Ever wonder how computer viruses propagate through the Internet? I just got an email which may shed some light. Go ahead and click the image at the top of this entry so you can get a better look (looking at my image won’t give you a virus–honest).
The email looks like it’s coming from Adobe and it references Acrobat a product which gets updated interminably! You’ve been softened up because everything looks right. It is not.
Even the URL you click on looks right… until you look closer. It’s not going to adobe.com, but adobe-reader-upgrades.info.
I did a “whois” search. Here’s what I found:
Created On:16-Feb-2011 22:20:23 UTC
Last Updated On:16-Feb-2011 22:20:33 UTC
Expiration Date:16-Feb-2012 22:20:23 UTC
Sponsoring Registrar:Regional Network Information Center, JSC dba RU-CENTER (R383-LRMS)
Status:CLIENT TRANSFER PROHIBITED
Registrant Street1:2938 Avenue Street
Registrant City:New York
Registrant Postal Code:20394
This domain was created Wednesday night at 5:20 PM EST (22:20 UTC) at a Russian registrar. Obviously the rest of the info is bogus!
The server that answers when you enter adobe-reader-upgrades.info is also in Russia, in Vladivostok.

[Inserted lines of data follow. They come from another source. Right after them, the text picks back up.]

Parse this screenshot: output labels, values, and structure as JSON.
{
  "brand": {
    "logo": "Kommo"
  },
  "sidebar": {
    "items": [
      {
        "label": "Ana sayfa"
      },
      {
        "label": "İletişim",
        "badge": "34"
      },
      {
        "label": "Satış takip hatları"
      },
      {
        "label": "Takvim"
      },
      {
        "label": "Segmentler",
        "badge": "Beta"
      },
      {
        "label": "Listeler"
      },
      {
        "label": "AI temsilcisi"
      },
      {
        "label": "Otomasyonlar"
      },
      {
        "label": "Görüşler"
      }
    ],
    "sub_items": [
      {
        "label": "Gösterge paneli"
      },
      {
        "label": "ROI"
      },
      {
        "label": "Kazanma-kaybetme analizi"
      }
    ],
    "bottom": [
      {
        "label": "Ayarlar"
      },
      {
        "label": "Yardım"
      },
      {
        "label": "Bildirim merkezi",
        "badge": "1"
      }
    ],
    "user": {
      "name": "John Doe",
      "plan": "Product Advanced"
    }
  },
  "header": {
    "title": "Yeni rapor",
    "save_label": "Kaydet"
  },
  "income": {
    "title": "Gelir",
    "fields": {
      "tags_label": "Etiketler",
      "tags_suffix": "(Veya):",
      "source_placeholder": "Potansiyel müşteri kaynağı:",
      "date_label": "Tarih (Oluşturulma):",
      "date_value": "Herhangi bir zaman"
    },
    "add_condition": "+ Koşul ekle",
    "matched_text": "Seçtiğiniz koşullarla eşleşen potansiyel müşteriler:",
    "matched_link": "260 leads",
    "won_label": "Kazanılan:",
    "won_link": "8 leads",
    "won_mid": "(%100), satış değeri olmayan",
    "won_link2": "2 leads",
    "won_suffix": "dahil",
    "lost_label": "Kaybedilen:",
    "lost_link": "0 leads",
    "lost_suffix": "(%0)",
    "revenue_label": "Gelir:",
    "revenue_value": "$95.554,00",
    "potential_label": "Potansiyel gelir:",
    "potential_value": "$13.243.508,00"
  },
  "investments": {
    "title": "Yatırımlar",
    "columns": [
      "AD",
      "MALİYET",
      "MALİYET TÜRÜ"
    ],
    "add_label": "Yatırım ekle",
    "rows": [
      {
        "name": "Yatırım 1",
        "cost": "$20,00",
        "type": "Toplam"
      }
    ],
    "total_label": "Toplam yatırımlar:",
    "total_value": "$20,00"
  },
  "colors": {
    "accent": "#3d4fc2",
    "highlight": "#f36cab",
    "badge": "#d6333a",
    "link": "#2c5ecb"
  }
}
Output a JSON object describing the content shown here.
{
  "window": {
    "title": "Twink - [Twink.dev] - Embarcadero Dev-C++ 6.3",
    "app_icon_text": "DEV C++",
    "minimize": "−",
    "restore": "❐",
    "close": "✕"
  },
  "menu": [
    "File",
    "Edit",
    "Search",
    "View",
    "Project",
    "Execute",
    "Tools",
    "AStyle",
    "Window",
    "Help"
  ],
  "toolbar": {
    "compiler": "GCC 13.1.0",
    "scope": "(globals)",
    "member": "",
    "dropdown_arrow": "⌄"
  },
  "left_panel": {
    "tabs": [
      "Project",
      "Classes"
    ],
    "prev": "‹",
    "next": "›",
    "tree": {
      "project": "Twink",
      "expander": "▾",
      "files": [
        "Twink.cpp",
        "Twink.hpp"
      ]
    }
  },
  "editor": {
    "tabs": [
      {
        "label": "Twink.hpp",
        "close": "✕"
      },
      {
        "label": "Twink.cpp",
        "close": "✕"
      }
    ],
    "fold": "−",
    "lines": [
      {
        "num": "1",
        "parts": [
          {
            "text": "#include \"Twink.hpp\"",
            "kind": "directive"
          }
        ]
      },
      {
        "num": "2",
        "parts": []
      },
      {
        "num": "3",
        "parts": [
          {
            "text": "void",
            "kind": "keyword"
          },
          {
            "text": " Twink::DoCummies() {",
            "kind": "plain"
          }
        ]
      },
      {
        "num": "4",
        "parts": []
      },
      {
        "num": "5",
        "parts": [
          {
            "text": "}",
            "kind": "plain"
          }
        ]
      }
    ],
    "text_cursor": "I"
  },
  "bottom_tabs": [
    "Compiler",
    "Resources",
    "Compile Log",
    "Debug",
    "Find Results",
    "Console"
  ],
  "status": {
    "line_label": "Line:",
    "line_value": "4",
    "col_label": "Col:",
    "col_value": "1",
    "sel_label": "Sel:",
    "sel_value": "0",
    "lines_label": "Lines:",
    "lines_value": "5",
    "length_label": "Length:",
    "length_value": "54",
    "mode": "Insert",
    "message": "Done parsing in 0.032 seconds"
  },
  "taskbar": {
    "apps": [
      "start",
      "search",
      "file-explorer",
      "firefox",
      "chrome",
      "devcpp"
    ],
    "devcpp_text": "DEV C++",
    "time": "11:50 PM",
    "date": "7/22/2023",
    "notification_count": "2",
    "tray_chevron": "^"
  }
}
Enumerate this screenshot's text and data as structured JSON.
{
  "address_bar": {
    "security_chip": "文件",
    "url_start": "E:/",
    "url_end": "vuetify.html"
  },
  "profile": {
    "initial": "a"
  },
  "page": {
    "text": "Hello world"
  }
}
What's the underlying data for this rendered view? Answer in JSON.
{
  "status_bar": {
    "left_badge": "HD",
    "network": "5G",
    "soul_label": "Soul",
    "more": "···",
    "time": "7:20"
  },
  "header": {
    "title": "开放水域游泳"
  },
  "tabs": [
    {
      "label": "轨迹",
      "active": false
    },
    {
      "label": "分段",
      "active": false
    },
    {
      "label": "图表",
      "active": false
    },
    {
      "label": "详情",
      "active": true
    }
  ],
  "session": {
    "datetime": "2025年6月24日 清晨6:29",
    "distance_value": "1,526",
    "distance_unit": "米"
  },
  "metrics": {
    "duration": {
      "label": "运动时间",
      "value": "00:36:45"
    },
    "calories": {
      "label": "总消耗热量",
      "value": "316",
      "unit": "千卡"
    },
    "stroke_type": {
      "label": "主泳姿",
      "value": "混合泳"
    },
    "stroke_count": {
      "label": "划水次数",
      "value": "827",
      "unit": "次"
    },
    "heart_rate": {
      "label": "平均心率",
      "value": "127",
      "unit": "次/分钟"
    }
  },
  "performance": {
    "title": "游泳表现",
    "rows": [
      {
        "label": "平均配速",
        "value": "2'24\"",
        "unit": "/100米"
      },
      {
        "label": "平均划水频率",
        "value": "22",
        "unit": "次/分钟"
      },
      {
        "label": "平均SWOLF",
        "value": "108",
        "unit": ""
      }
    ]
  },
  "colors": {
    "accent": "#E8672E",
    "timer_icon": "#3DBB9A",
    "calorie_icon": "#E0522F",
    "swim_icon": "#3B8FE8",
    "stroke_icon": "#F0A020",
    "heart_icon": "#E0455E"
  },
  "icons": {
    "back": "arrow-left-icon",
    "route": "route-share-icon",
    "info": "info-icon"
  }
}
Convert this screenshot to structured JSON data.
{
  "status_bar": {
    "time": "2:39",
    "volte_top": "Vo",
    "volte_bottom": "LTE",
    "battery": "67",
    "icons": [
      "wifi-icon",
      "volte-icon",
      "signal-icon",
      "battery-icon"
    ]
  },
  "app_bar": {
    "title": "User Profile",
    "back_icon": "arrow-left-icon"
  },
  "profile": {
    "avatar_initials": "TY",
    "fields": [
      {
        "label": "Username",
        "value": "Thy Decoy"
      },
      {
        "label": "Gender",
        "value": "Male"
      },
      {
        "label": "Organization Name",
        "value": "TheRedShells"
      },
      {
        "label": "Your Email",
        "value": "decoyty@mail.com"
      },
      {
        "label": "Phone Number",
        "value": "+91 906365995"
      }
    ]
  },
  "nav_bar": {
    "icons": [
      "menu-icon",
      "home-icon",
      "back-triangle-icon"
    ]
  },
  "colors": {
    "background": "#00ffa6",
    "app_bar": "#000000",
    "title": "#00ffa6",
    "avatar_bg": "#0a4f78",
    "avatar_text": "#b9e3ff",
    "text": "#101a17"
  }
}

This email is well done. Kudos to the crooks! It’s beautifully engineered to gain your trust.
Is this legal? Probably not, but exactly who is going to police this after the close of business across Europe and a good part of the United States? By the time this is stopped the damage will be done. Hundreds or thousands of computers will be infected.
In the end this isn’t evil for evil’s sake, but evil for money’s sake.